Last Updated on November 13, 2019
A man who groomed, then raped, a thirteen-year-old girl, getting her pregnant, then setting her house on fire with her mother and sister inside–killing them–is to be released after serving nineteen years in prison.
This case marked one of the most harrowing stories from Telford’s grooming gang scandal.
Azhar Ali Mehmood, a taxi driver, told police that he had removed his 16-month-old daughter, Tasnim, out of the house where he had doused petrol and set alight, killing Tasnim’s teenage mother, her sister, and mother.
According to The Sun:
At the time of the murders in 2000, local newspapers dubbed him a “house blaze killer” and, “The county’s worst ever murderer” and he was jailed for life.
Now, 19 years on, Azhar Ali Mehmood is eligible for release – and Tasnim has been asked to bring her opinion to the parole board.
Fired up with questions about why her father would kill her mum, Tasnim goes in search of answers in a three-part BBC documentary called Why Dad Killed Mum: My Family’s Secret, and discovers her mum may have been groomed and raped by her evil father.
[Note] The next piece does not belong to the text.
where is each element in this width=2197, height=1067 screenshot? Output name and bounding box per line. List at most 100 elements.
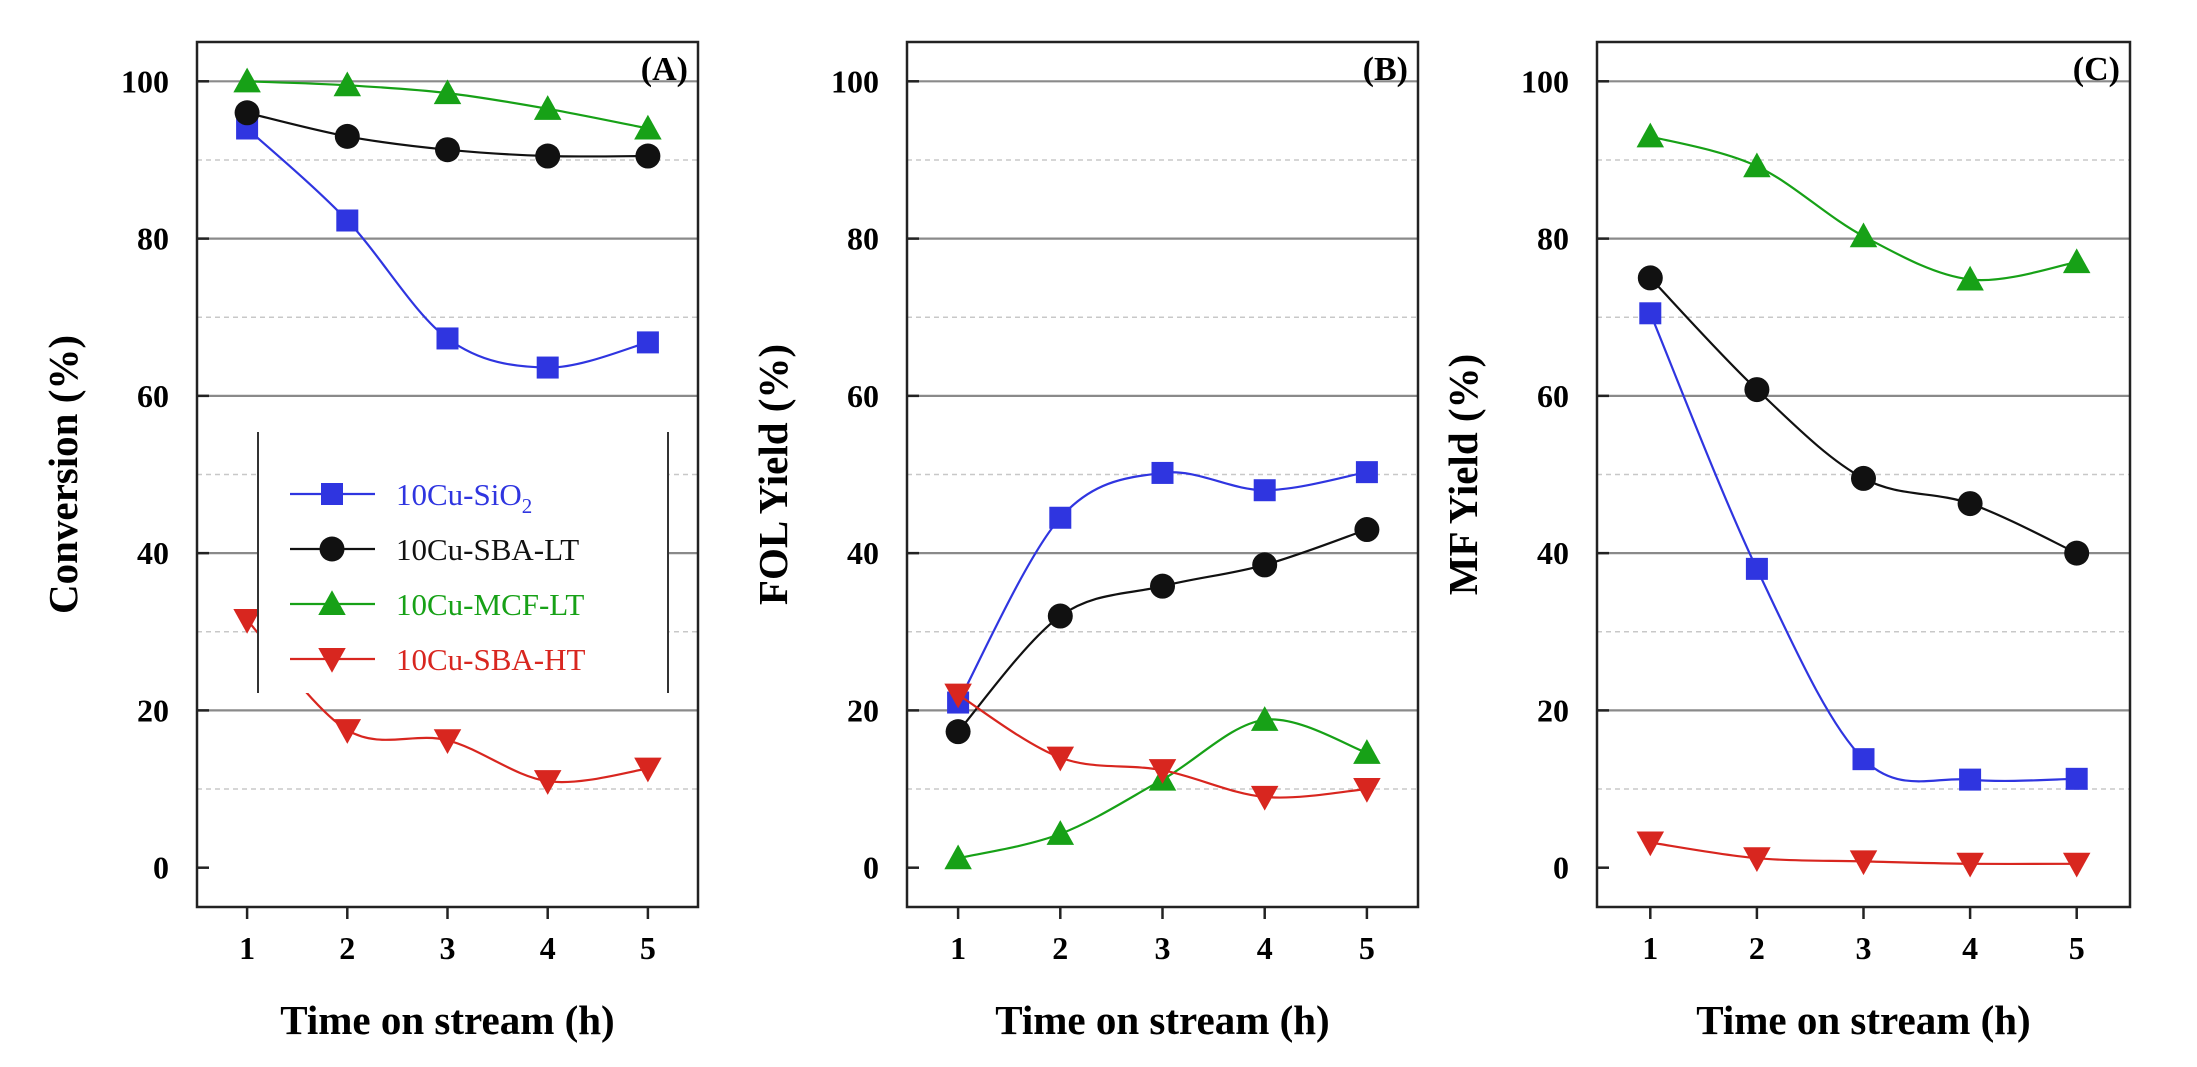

Tasnim’s mother, Lucy Lowe, who had been groomed by Mehmood from the age of thirteen, found out she was pregnant at fourteen.
At the beginning of Mehmood’s relationship with Lucy, Mehmood was twenty-four.
Lucy was simply one of the many victims from the Telford grooming gang scandal where hundreds of girls were lulled into a false sense of security, plied with drugs and alcohol, raped, sold, trafficked, sometimes impregnated, and sometimes even killed.
The authorities worked to help keep the lid on the extent of these crimes reaching the public–given the politically incorrect nature of the bulk of the perpetrators.
The Sun continues:
Survivors explained how the abuse worked; the groomers were nice to them at first – buying them takeaways or presents – before taking them to The Wrekin, a famous beauty spot on the outskirts of Telford to be raped, or to people’s houses and passed around to friends.
McKelvie (an investigative journalist, who exposed the Telford grooming gan scandal) kept hearing about one street where there was a row of seven or eight houses, “where there was pretty much a rapist in every house”.
She also heard how underage girls were taken to rooms above takeaways to be assaulted and raped with the perpetrators selling them and making thousands of pounds.
Nineteen years later, Mehmood is up for parole–in spite of the severity of his crimes–to which his daughter, Tasnim, has decried as insufficient.
The Telford grooming gang scandal was one of many similar scandals to have rocked–and continue to rock–the UK, but is pitifully underreported as the vast majority of the perpetrators aren’t of British descent.
Furthermore, The BBC took over 24 hours to report on the Telford scandal after the news had broken.
Many have viewed the extent of the crimes committed against primarily white British girls as a form of conquest.
In other scandals, such as Rotherham, the authorities worked to cover up the crimes.
In one such case, a whistleblower was sent on a diversity course for drawing attention to the rapes within Rotherham Council’s purview.